TableGPT2-7B / README.md

[Doc] Add Quick Start and Deployment (#1)

2431b1f verified 14 days ago

13.8 kB

	---
	license: apache-2.0
	language:
	- zh
	- en
	base_model:
	- Qwen/Qwen2.5-7B
	---

	# TableGPT2-7B

	## Model details

	We developed and released TableGPT2-7B, a large-scale decoder specifically tailored for data-intensive tasks, with a focus on interpreting and analyzing tabular data. TableGPT2-7B is designed to bridge the gap between conventional LLM capabilities and the real-world demands of tabular/structured data tasks, such as those in business intelligence (BI), automated data-driven analysis, and application tasks tightly involving databases or data warehouses.

	Model Developers

	Zhejiang University

	Variations

	TableGPT2 is available in two configurations—7B and 72B parameters—both derived from the Qwen2.5 model family and optimized for handling structured data in tabular formats. Currently, we have released the 7B version to the public.

	Input

	TableGPT2-7B accepts both text and tabular data as input.

	Output

	TableGPT2-7B produces text-based outputs, specifically optimized for coding tasks, data interpretation, and BI-focused question answering.

	Language

	Our model places a strong emphasis on Chinese corpora, and currently, queries in other languages may have limited support.

	Other Requirements

	We highly recommend exploring [our repository on GitHub](https://github.com/tablegpt/tablegpt-agent), where users can integrate this model into our agent workflow for enhanced performance.

	Model Architecture

	TableGPT2-7B is built upon the Qwen2.5 architecture and includes specialized encoding for tabular data. It features a unique semantic encoder designed to interpret tabular data, capturing insights from rows, columns, and entire tables. Continual Pretraining (CPT) and Supervised Fine-Tuning (SFT) have been applied to equip the model for real-world BI applications and complex query processing.

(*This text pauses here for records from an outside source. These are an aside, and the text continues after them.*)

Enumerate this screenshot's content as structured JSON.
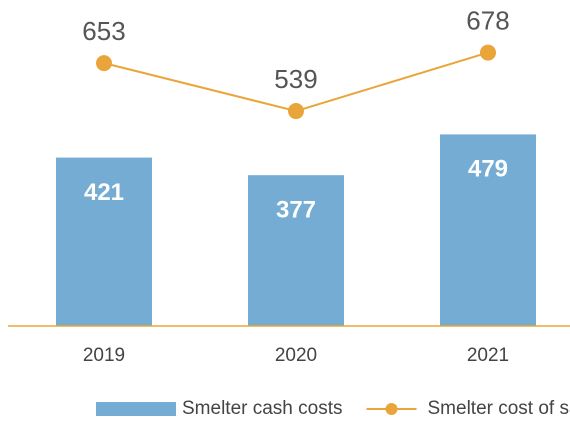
{
  "chart_data": {
    "type": "bar_line",
    "categories": [
      "2019",
      "2020",
      "2021"
    ],
    "series": [
      {
        "name": "Smelter cash costs",
        "type": "bar",
        "color": "#74acd3",
        "values": [
          421,
          377,
          479
        ]
      },
      {
        "name": "Smelter cost of sales",
        "type": "line",
        "axis": "y2",
        "color": "#e9a53a",
        "values": [
          653,
          539,
          678
        ]
      }
    ],
    "ylim": [
      0,
      815
    ],
    "y2lim": [
      28,
      803
    ],
    "legend": "bottom"
  }
}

	For now, the standalone decoder is open-sourced and fully functional without having to require assistance from the encoder. The encoder is currently under preparation, pending engineering considerations, primarily because we hope to provide a tighter integration with DeepSpeed and vLLM.


	\| \| Training Data \| Params \| Context Length \| Tokens \| Tables \|
	\| ------------ \| ------------------------------------------------ \| ------ \| -------------- \| --------------------------------- \| ------------- \|
	\| TableGPT2-7B \| Multimodal data sources and BI-specific examples \| 7B \| 128K \| 86B tokens CPT, 2.36M SFT samples \| 593.8K tables \|

	Status

	This model is static, trained on an offline dataset. Future versions may be released to enhance its performance on specialized tasks.

	Quickstart

	Here provides a code snippet with apply_chat_template to show you how to load the tokenizer and model and how to generate contents.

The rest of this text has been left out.